7 Cette décision est surprenante car le Conseil constitutionnel fait une distinction novatrice pour l'appréciation du caractère confiscatoire du taux marginal maximal d'imposition entre les revenus des personnes physiques où le taux est déterminé en cumulant les taux d'imposition portant sur le revenu imposé (considérant 33 de la décision 2013-684) et les hautes rémunérations versées par les entreprises où le taux est déterminé en rapportant le total cumulé des impositions portant sur la rémunération à la somme de ce total et de la rémunération (considérant 24 de la décision 2013-685).

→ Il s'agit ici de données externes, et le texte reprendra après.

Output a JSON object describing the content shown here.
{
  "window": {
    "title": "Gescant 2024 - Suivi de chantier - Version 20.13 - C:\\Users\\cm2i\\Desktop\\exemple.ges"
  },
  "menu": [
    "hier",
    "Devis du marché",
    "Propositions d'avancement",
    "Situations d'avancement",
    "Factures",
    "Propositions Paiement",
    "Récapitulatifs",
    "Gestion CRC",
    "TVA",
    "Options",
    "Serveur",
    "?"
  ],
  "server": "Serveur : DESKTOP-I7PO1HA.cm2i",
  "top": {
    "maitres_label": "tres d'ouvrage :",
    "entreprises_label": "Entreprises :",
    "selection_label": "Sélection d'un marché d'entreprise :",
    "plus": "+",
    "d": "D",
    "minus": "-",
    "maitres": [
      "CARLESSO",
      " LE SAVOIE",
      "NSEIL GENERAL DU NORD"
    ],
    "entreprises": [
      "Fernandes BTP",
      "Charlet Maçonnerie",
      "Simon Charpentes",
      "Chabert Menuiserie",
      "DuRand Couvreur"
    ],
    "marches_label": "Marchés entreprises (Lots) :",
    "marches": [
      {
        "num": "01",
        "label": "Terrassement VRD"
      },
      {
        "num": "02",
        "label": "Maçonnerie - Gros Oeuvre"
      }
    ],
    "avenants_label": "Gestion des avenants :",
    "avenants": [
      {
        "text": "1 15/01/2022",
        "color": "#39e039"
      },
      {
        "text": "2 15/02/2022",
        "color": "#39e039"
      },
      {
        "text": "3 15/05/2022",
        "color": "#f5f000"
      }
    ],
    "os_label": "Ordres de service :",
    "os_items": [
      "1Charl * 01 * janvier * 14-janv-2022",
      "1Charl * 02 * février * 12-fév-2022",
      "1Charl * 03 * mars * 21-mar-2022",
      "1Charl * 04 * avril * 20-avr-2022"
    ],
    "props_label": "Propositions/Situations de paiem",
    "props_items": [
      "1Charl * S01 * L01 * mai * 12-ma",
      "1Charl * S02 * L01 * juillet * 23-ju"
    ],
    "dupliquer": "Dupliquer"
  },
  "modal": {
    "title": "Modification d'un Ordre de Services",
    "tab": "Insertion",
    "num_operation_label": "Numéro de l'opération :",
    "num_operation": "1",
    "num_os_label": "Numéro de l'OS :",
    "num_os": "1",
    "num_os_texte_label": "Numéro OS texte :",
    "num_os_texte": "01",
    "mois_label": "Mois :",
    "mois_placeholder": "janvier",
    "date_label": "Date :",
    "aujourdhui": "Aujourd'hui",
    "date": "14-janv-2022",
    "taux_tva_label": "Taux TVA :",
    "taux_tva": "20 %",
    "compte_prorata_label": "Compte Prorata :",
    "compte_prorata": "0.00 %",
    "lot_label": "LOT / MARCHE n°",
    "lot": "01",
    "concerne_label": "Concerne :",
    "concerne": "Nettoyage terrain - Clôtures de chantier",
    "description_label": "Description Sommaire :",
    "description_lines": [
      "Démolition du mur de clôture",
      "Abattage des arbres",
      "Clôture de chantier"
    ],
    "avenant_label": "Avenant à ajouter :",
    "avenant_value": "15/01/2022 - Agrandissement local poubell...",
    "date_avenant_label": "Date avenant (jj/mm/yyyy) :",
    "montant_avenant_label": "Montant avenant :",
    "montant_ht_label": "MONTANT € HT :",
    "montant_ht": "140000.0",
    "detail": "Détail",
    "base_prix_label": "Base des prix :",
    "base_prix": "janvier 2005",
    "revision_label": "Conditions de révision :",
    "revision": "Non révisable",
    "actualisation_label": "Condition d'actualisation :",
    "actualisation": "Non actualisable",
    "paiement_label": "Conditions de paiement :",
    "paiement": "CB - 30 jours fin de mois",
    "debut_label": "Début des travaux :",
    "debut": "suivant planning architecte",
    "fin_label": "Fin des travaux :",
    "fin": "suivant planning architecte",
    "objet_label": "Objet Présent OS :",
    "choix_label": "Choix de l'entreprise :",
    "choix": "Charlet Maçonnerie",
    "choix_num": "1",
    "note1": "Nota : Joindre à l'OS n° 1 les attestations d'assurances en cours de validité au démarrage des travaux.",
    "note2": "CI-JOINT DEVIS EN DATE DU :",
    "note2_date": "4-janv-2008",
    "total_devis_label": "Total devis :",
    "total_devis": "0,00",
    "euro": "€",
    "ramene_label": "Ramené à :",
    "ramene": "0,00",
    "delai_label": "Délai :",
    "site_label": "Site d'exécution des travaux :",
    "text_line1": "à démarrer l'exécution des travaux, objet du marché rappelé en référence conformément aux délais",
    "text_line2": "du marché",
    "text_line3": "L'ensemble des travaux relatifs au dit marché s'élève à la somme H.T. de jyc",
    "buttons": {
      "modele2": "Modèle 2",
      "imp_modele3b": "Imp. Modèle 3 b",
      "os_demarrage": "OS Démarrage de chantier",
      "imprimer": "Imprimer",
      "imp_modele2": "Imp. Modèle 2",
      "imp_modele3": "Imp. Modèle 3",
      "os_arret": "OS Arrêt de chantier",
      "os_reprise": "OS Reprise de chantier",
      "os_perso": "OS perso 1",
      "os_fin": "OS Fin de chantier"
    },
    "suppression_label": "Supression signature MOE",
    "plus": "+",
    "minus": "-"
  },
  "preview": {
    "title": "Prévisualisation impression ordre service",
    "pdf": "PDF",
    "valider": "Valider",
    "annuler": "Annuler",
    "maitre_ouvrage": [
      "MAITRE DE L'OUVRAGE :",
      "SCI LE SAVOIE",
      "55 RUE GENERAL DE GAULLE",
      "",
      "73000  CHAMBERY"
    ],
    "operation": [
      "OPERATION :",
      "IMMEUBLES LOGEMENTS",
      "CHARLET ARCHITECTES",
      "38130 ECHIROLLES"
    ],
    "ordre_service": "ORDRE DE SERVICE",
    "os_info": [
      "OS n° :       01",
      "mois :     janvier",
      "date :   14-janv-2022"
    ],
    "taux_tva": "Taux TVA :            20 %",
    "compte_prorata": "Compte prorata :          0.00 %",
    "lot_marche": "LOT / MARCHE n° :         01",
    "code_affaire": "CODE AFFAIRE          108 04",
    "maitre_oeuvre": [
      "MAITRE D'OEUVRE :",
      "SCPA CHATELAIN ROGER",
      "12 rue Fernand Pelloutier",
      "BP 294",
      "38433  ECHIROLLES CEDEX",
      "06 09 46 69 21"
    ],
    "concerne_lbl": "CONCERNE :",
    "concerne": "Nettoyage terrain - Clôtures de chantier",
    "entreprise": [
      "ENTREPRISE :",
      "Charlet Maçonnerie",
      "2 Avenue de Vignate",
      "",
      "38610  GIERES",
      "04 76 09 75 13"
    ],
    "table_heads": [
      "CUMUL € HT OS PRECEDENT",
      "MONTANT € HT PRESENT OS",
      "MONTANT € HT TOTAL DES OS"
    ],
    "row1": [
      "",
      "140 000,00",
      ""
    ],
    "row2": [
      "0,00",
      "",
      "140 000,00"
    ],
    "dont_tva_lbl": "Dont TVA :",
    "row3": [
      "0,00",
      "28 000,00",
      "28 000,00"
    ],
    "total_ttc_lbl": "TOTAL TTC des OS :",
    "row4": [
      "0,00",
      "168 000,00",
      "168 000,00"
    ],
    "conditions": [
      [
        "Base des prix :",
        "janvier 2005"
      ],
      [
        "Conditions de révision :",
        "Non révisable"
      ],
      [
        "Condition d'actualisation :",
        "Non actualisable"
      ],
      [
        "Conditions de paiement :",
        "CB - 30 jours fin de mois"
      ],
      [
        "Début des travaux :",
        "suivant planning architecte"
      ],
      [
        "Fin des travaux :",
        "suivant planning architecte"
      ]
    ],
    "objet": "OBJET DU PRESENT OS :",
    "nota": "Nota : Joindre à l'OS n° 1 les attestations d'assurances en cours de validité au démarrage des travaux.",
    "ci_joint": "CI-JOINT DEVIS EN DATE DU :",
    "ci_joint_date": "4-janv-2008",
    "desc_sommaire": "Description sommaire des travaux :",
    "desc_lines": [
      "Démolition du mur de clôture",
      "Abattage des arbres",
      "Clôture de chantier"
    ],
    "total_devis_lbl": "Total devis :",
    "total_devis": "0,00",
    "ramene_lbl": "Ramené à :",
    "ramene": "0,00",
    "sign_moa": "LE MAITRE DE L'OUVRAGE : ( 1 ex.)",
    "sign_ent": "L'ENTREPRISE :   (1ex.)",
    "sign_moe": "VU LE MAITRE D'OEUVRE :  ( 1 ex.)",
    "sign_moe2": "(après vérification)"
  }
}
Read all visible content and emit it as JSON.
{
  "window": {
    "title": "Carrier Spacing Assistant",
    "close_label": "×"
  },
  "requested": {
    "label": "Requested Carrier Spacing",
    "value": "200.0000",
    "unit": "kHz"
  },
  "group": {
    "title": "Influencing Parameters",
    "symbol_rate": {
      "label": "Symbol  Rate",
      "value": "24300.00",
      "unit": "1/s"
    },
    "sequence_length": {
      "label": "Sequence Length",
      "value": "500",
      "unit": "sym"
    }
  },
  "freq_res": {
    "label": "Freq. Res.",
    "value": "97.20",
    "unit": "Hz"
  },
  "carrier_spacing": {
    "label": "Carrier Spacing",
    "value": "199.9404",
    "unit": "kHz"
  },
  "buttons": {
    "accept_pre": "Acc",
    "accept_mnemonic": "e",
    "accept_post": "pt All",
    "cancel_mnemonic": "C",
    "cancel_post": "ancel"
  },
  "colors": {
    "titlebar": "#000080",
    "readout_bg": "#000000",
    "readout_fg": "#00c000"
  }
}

Ainsi l'exemple concernant l'imposition des avantages de préretraite des entreprises repris par le Commentaire illustre cette différence de calcul du taux marginal maximal qui permet au Conseil constitutionnel de considérer qu'au lieu de retenir un taux « classique » marginal maximum d'imposition de 132 % de la rémunération, il convient pour déterminer le caractère confiscatoire de la taxe exceptionnelle de prendre en compte une assiette de calcul plus large, incluant les impositions liées à la rémunération et aboutissant à un taux « spécifique » marginal maximal d'imposition de 56,89 % (page 17 du Commentaire et note 32).

Si l'on applique le raisonnement du Conseil constitutionnel dans l'hypothèse d'une imposition totale à 200 % de la haute rémunération, le taux marginal maximum serait de 66,66 % (200/100 + 200).

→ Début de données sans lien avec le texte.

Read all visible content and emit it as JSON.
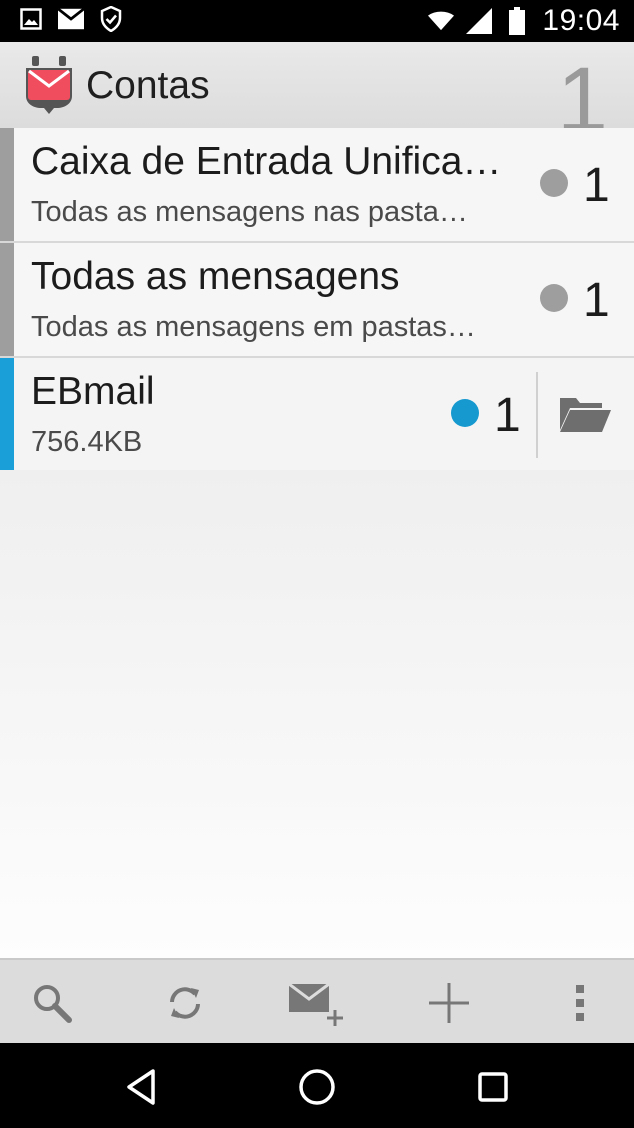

Le Conseil constitutionnel rajoute également qu'il tient compte dans son appréciation du caractère exceptionnel de la taxe (exigible uniquement en 2014 et 2015) et du plafonnement de son montant à 5 % du chiffre d'affaires de l'entreprise.

8 Le Conseil constitutionnel ne prend pas en compte dans son appréciation du caractère confiscatoire ou discriminatoire de la taxe exceptionnelle les impositions acquittées par les bénéficiaires des hautes rémunérations, notamment les associés- dirigeants, même si l'effet économique est d'aboutir à un appauvrissement ou une imposition consolidée très élevée des associés concernés au titre des rémunérations versées : ainsi dans l'hypothèse d'un associé-dirigeant détenant 70 % du capital de son entreprise soumise à l'impôt sur les sociétés, le taux d'imposition individuel consolidé serait de 107 % (c'està- dire 54,5 % au niveau du dirigeant et 52,5 % au travers de sa détention dans sa société [70 % x (50 % de taxe exceptionnelle + 5 % de taxes assises sur les salaires + 20 % de cotisations sociales)].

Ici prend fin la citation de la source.